The monthly calendar on the Sarai website gives detailed listings of all events at Sarai. Our monthly newsletter is emailed to subscribers, can be accessed online, and can be sent by post to those who prefer to receive it on paper. To subscribe, write to email@example.com
New media represents a convergence of two separate histories: media technologies and digital computing. Since digital media in reality is most often used in conjunction with computers, the two ideas became conflated.
Historically, people first developed technologies that automated media construction: a photo camera, a film camera, tape recorder, video recorder, etc. These technologies allowed the accumulation, over the last 150 years, of an unprecedented amount of media materials: photo, film and audio archives. These innovations in turn led to new demands - the need for technologies to store, organise and efficiently access these media. The computer made possible processes of digital archiving, hyperlinking, electronic filing/indexing systems, and software for content-based search and retrieval.
A new media object (such as a website) is not something fixed permanently. It can exist in different (potentially infinite) versions. ‘Old media’ involved a human creator who manually assembled visual, textual or audio elements (or a combination of these) in a particular sequence. This sequence was stored in a determined order. Numerous identical copies could be run off from the master. New media is characterised by variability. Stored digitally, media elements maintain their separate identity and can be assembled into numerous sequences; they can be recreated and customised.
At Sarai, we are interested in ‘new media’ because we see digital and electronic media as becoming a vital part of the transformation of our urban landscapes, and also because they straddle issues of culture, economy, intellectual property. labour, democracy, political control, information management, surveillance, freedom of expression and censorship - all of which characterize the nature of our contemporary realities. At Sarai we also see the phrase ‘new media’ to mean ‘new ways of working with media forms’ - this involves strategies of combining established and recent media forms in new ways, or simply evolving experimental methodologies of public communication. This means that we remain invested in print, film, analog, textual and oral cultures just as much as we are interested in the digital media, computers, software and the internet.

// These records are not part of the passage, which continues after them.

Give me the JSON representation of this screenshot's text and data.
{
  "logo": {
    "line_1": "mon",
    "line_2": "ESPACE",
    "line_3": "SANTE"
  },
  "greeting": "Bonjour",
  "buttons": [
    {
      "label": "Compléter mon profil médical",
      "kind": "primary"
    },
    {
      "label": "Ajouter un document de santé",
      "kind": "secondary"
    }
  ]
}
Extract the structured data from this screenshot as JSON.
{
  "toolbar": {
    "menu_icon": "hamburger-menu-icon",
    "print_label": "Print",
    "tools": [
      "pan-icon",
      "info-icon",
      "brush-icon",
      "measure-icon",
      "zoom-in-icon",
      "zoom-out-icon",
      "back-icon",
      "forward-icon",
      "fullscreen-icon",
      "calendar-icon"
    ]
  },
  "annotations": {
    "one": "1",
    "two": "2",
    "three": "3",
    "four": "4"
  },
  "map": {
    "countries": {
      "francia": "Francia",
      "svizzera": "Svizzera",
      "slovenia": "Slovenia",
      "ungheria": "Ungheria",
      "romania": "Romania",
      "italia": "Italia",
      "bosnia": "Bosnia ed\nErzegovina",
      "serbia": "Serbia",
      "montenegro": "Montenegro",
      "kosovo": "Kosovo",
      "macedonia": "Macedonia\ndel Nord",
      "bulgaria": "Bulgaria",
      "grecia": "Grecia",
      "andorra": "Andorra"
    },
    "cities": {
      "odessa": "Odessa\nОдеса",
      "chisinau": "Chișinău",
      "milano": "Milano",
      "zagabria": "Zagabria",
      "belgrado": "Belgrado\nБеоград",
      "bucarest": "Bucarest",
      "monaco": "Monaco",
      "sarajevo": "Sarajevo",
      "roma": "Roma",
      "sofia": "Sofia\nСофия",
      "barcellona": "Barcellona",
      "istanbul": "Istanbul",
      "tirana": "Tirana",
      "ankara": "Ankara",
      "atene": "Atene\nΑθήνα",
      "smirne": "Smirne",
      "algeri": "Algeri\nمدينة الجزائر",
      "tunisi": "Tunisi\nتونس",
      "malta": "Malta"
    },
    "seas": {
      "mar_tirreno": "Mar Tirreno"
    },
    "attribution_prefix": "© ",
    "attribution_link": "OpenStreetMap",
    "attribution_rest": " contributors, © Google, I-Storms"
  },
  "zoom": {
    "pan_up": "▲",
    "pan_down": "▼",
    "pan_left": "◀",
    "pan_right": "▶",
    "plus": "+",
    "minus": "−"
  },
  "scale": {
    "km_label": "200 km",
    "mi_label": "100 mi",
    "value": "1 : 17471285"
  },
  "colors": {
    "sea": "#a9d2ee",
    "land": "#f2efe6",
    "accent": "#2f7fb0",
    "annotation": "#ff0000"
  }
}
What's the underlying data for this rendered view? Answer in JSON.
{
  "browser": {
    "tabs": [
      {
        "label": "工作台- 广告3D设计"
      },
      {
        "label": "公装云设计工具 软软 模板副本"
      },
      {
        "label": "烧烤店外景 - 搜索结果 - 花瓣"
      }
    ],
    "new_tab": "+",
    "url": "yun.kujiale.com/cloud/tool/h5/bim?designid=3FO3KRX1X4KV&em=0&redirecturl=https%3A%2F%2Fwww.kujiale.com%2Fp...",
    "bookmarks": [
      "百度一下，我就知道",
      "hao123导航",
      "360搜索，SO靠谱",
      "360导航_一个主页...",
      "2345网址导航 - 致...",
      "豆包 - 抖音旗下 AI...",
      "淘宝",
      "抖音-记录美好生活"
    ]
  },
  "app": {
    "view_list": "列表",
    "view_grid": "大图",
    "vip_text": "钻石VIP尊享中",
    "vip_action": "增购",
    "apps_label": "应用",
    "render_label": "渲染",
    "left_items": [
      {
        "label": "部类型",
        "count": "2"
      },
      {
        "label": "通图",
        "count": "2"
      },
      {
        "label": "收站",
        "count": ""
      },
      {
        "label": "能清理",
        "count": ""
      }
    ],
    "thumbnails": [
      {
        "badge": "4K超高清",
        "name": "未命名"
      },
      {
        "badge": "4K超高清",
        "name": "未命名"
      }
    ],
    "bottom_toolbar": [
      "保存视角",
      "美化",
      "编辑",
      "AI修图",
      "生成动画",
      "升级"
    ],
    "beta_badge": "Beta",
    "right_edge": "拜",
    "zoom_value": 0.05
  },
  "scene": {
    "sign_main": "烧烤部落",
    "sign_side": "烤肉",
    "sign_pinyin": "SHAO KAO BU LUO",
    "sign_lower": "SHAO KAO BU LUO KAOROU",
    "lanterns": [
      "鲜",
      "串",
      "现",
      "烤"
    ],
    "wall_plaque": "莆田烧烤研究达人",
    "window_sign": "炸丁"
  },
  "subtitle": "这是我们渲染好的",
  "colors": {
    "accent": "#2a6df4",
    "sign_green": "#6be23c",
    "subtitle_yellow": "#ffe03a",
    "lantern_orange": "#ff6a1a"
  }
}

The expression 'Public Domain' refers to cultural material and knowledge resources that are freely available, or are commonly shared without any access restrictions. The ‘public domain’ can be seen as a free and open public space in a knowledge/culture based environment. Specifically, In the context of Intellectual Property this term refers to knowledge that is beyond the realm of protection of IP rights.
At Sarai we see this space as being one that is neither dominated by commercial interests, nor monopolised by the state. Apart from publicly accessible information, active public participation is a distinctive characteristic of the public domain. The public in part determines the design and content of this new public space. The public domain is owned by everyone and no one. It involves the use of existing public media channels, as well as the use of new forms of media practice that aim at an active involvement of ordinary citizens in the new information/communication environments. Interactive media such as the internet are characterised by the fact that they are participatory media and not merely oriented towards passive media consumption. In a participatory medium the user also becomes a provider of content, individually or in cooperation with others.
The Sarai Reader 01: The Public Domain describes this entity as "real and imagined territory that comes into being whenever people gather and begin to communicate, using whatever means that they have at hand". Our commitment to the public domain includes regular publications that are freely downloadable, the presentation of research at frequent workshops, conferences and seminars, and a concerted effort to render knowledge resources and cultural practice in a manner that makes it accessible to a variety of publics.